C’est probablement l’un des points les plus importants d’une expérience de 30 jours sans pain.
Imaginez deux personnes.
La première retire le pain et commence à manger davantage de légumes, de légumineuses, de fruits, d'œufs, de poisson, de yaourt nature ou d’autres aliments peu transformés.
La seconde retire le pain mais augmente les biscuits, les céréales très sucrées, les chips ou les produits sans gluten ultra-transformés.
Elles ont toutes les deux « arrêté le pain ».
Mais leur alimentation n’a absolument rien de comparable.
La première peut améliorer globalement la qualité de ses repas.
La seconde peut même faire l’inverse.
C’est pourquoi les éventuels bénéfices observés après 30 jours ne peuvent pas être automatiquement attribués à l’absence de pain.
Il est également possible qu’une personne mangeait auparavant une grande quantité de pain simplement parce qu’il était très facile d’accès.
Une baguette posée sur la table.
Une tranche supplémentaire avec le fromage.
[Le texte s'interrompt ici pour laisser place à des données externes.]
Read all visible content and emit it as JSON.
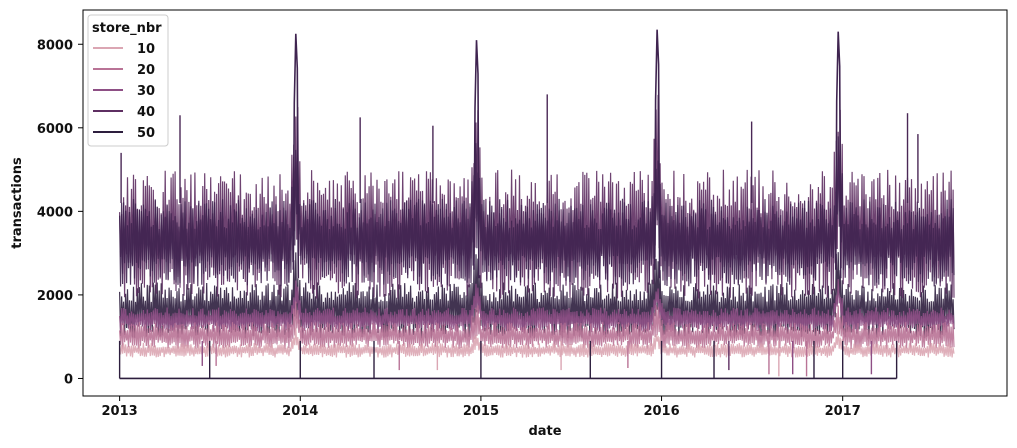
{
  "chart_data": {
    "type": "line",
    "title": "",
    "xlabel": "date",
    "ylabel": "transactions",
    "x_tick_labels": [
      "2013",
      "2014",
      "2015",
      "2016",
      "2017"
    ],
    "y_ticks": [
      0,
      2000,
      4000,
      6000,
      8000
    ],
    "y_tick_labels": [
      "0",
      "2000",
      "4000",
      "6000",
      "8000"
    ],
    "xlim": [
      "2012-10-19",
      "2017-11-29"
    ],
    "ylim": [
      -420,
      8820
    ],
    "grid": false,
    "legend": {
      "title": "store_nbr",
      "placement": "top-left",
      "entries": [
        {
          "label": "10",
          "color": "#dba6b3"
        },
        {
          "label": "20",
          "color": "#b97396"
        },
        {
          "label": "30",
          "color": "#8e4f85"
        },
        {
          "label": "40",
          "color": "#5e2f62"
        },
        {
          "label": "50",
          "color": "#2d1e3e"
        }
      ]
    },
    "series_summary": {
      "date_range": [
        "2013-01-01",
        "2017-08-15"
      ],
      "bands": [
        {
          "color": "#2d1e3e",
          "low": 950,
          "high": 2300
        },
        {
          "color": "#5e2f62",
          "low": 1900,
          "high": 5000
        },
        {
          "color": "#3f2450",
          "low": 2200,
          "high": 4300
        },
        {
          "color": "#8e4f85",
          "low": 1100,
          "high": 1700
        },
        {
          "color": "#b97396",
          "low": 700,
          "high": 1350
        },
        {
          "color": "#dba6b3",
          "low": 500,
          "high": 850
        }
      ],
      "year_end_peaks": [
        {
          "date": "2013-12-23",
          "value": 8250
        },
        {
          "date": "2014-12-23",
          "value": 8100
        },
        {
          "date": "2015-12-23",
          "value": 8350
        },
        {
          "date": "2016-12-23",
          "value": 8300
        }
      ],
      "outlier_spikes": [
        {
          "date": "2013-01-04",
          "value": 5400
        },
        {
          "date": "2013-05-03",
          "value": 6300
        },
        {
          "date": "2014-05-02",
          "value": 6250
        },
        {
          "date": "2014-09-26",
          "value": 6050
        },
        {
          "date": "2015-05-15",
          "value": 6800
        },
        {
          "date": "2016-07-01",
          "value": 6150
        },
        {
          "date": "2017-05-12",
          "value": 6350
        },
        {
          "date": "2017-06-02",
          "value": 5850
        }
      ],
      "zero_baseline": {
        "from": "2013-01-01",
        "to": "2017-04-20",
        "value": 0
      }
    }
  }
}
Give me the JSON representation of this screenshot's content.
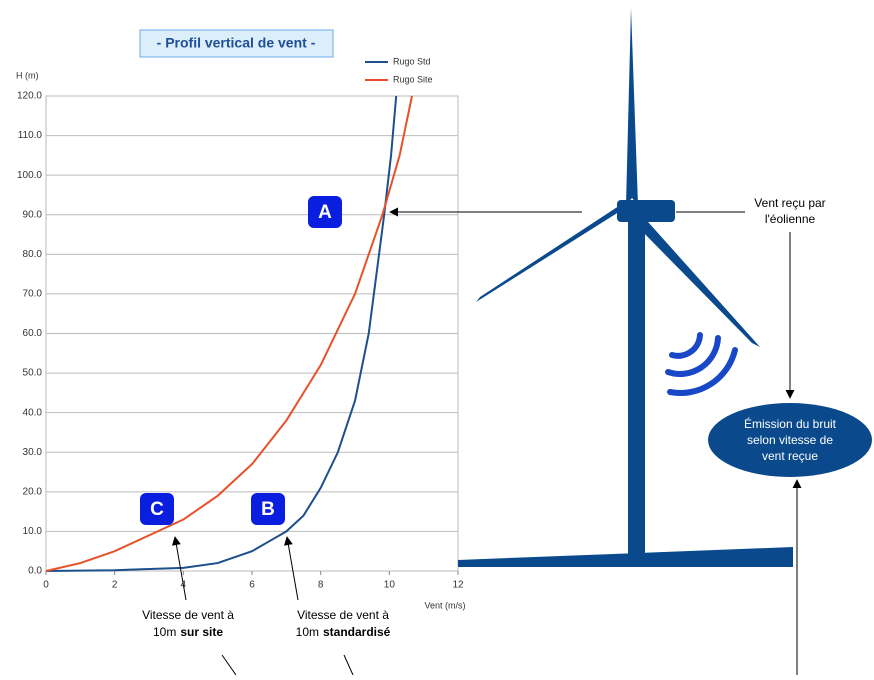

Une tartine avant de préparer le dîner.
En réduisant cette habitude, elle peut naturellement diminuer la quantité totale de nourriture consommée.
Elle peut alors perdre un peu de poids.
Mais encore une fois, ce n’est pas une propriété magique du pain.
C’est une conséquence de la modification globale de son alimentation.
Les recommandations françaises rappellent d’ailleurs que les féculents ne sont pas, en eux-mêmes, des aliments qui « font grossir ». Le problème vient notamment de l’équilibre global de l’alimentation et de ce qu’on ajoute aux repas.
Cette nuance change complètement la manière de voir les 30 jours sans pain.